1.    Nilai religius yaitu sikap dan perilaku yang patuh dalam melaksanakan ajaran agama yang dianutnya, toleran terhadap pelaksanaan ibadah agama lain dan hidup rukun dengan pemeluk agama lain.
2.    Jujur yaitu perilaku yang dilaksanakan sebagai upaya menjadikan dirinya sebagai orang yang selalu dapat dipercaya dalam perkataan, tindakan, dan pekerjaan.
3.    Toleran. Artinya, sikap dan tindakan yang menghargai perbedaan agama, suku, etnis, pendapat, sikap, dan tindakan orang lain yang berbeda dari dirinya.
4.    Disiplin. Maksudnya, tindakan yang menunjukkan perilaku tertib dan patuh pada berbagai ketentuan dan peraturan.
5.    Kerja keras: perilaku yang menunjukkan upaya sungguh-sungguh dalam mengatasai berbagai hambatan belajar dan tugas, serta menyelesaikan tugas sebaik-baiknya.
6.    Kreatif maksudnya berpikir dan melakukan sesuatu untuk menghasilkan cara atau hasil baru dari sesuatu yang telah dimiliki.
7.    Mandiri artinya  sikap dan perilaku yang tidak mudah tergantung pada orang lain dalam menyelesaikan tugas-tugas.
8.    Demokratis : cara berpikir, bersikap, dan bertindak yang menilai sama hak dan kewajiban dirinya dan orang lain.
9.    Rasa ingin tahu maksudnya sikap dan tindakan yang selalu berupaya untuk mengetahui lebih mendalam dan meluas dari sesuatu yang dipelajarinya, dilihat, dan didengar.
10. Semangat kebangsaan : cara berpikir, bertindak, dan berwawasan yang menempatkan kepentingan bangsa dan negara di atas kepentingan diri dan kelompoknya.
11. Cinta tanah air artinya cara berpikir, bersikap dan berbuat yang menunjukkan kesetiaan, kepedulian dan penghargaan yang tinggi terhadap bahasa, lingkungan fisik, sosial, budaya, ekonomi dan politik bangsa.

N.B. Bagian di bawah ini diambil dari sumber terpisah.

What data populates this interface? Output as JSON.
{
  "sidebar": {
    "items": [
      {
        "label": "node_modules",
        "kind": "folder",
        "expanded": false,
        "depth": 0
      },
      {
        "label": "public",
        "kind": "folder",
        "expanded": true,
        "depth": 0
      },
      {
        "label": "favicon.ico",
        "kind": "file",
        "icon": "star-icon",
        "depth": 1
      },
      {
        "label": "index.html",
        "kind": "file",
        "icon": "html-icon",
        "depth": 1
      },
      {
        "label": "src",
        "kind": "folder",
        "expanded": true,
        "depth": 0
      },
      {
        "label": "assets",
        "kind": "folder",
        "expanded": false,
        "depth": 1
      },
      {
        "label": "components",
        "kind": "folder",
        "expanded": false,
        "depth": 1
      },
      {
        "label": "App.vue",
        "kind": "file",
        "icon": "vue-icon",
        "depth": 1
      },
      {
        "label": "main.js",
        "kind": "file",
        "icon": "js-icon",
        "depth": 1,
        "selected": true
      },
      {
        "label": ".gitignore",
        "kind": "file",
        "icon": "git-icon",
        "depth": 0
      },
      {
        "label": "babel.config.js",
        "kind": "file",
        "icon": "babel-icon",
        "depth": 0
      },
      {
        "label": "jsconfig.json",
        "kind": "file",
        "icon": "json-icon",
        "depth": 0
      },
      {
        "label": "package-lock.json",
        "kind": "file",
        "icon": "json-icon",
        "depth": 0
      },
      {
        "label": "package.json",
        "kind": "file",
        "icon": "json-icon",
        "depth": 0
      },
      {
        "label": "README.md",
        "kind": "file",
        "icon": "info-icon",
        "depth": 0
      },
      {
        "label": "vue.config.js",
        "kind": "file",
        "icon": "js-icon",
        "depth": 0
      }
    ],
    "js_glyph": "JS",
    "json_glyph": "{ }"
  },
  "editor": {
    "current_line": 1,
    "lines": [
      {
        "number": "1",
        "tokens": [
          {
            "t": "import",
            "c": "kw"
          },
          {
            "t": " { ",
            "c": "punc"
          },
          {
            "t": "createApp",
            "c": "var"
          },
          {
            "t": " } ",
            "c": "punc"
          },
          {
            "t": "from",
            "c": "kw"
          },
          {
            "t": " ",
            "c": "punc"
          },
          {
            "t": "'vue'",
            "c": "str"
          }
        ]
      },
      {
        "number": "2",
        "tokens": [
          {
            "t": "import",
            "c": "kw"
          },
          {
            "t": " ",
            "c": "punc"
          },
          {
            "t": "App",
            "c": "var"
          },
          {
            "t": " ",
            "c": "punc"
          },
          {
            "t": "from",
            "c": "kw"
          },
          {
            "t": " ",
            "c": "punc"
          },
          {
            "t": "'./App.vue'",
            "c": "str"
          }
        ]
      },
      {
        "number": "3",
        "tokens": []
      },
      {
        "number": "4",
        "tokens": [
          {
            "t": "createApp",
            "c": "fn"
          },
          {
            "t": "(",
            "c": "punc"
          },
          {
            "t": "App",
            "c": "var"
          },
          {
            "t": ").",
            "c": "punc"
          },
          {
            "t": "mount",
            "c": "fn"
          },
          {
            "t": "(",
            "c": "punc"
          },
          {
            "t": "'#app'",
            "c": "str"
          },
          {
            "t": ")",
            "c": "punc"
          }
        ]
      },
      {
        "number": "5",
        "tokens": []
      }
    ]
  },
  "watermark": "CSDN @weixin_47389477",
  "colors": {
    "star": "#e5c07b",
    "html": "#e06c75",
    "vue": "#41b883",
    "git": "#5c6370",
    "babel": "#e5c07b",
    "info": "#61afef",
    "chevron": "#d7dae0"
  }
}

12. Menghargai prestasi artinya sikap dan tindakan yang mendorong dirinya untuk menghasilkan sesuatu yang berguna bagi masyarakat, mengakui serta menghormati keberhasilan orang lain.
13. Bersahabat/komunikatif maksudnya tindakan yang memperhatikan rasa senang berbicara, bergaul, dan bekerja sama dengan orang lain.
14. Cinta damai : sikap, perkataan, dan tindakan yang menyebabkan orang lain merasa senang dan aman atas kehadiran dirinya.
15. Gemar membaca maksudnya kebiasaan menyediakan waktu untuk membaca berbagai bacaan yang memberikan kebajikan bagi dirinya.
16. Peduli lingkungan : sikap dan tindakan yang selalu berupaya mencegah kerusakan pada lingkungan alam di sekitarnya dan mengembangkan upaya-upaya untuk memperbaiki kerusakan alam yang terjadi.
17. Peduli sosial maksudnya sikap dan tindakan yang selalu ingin memberi bantuan pada orang lain dan masyarakat yang membutuhkan.
18. Tanggungjawab artinya sikap dan perilaku seseorang untuk melaksanakan tugas dan kewajibannya, yang seharusnya dia laksanakan terhadap diri sendiri, masyarakat, lingkungan  (alam, sosial, dan budaya), negara dan Tuhan yang mahaesa.
Kita berharap lahirnya 18 butir pendidikan karakter yang tengah diimplementasikan Pengembangan Pendidikan Budaya dan Karakter Bangsa, Kementerian Pendidikan Nasional menjadi salah satu pilar agar tidak terjadi degradasi moral anak bangsa.(*)

*) Penulis : Pengamat pendidikan dan sosial tinggal di Majalengka.